The hamate is wedge shaped and has a characteristic hooklike process, the hamulus, or hook. The apical proximal part of the wedge articulates with the lunate; the broad distal surface has two concave facets for the bases of the fourth and fifth metacarpals. Articular surfaces laterally and medially are for the capitate and triquetrum, respectively. The hamulus gives attachment to the flexor retinaculum and the tendon of the flexor carpi ulnaris muscle and provides origin for several small finger muscles.

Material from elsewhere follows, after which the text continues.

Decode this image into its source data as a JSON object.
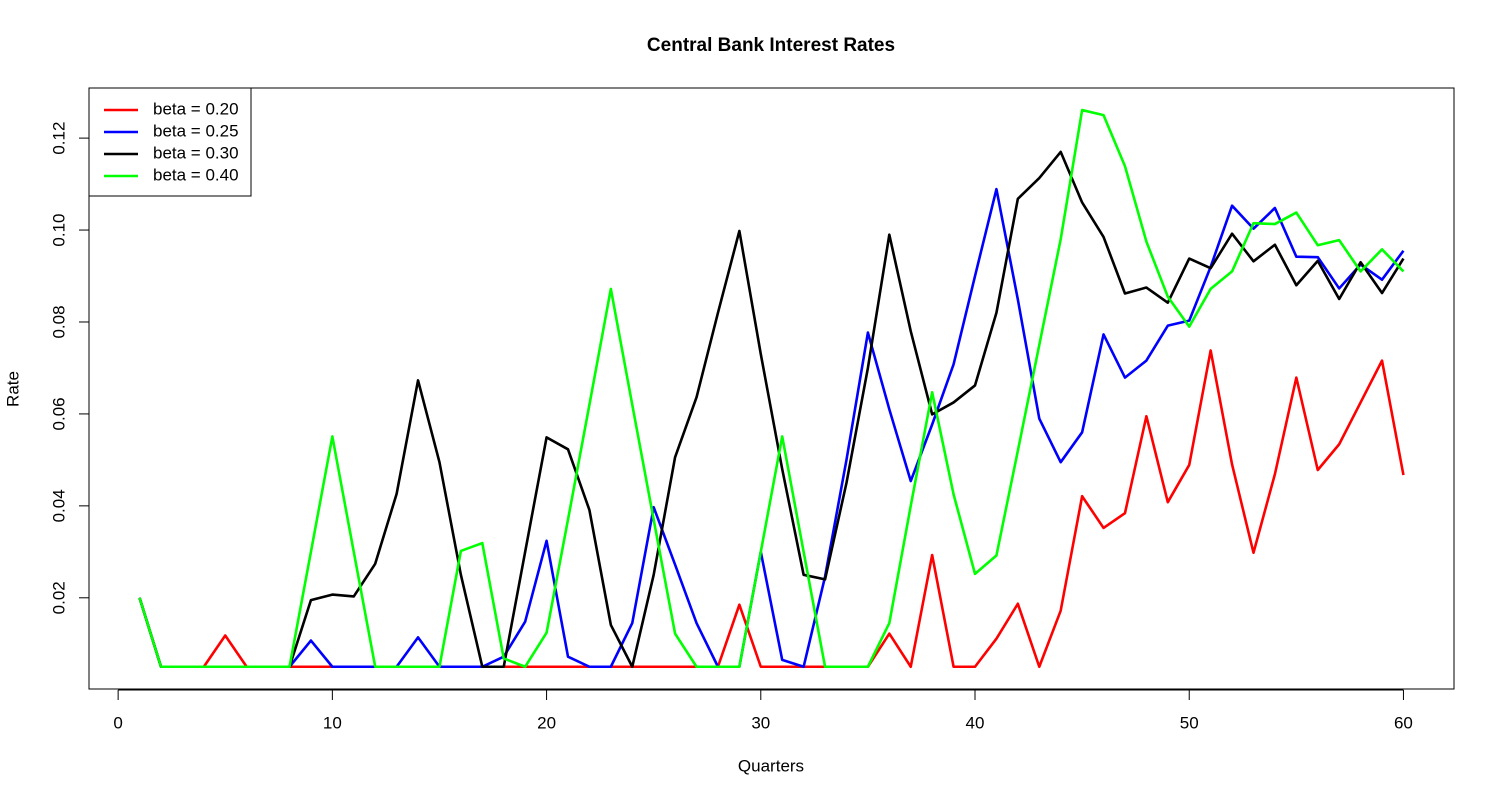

Ossification takes place from a single center in each bone. It begins first in the capitate and then in the hamate early in the 1st year; in the triquetrum, during the 3rd year; in the lunate, in the 4th year; in the trapezium, trapezoid, and scaphoid, in rather close sequence, in the 4th to 6th years; and in the pisiform, in the 11th or 12th year. Ossification starts earlier in the female and is completed between ages 14 and 16. The hamulus of the hamate may have a separate center. An os centrale, normally part of the scaphoid, may be present between the scaphoid, capitate, and trapezoid.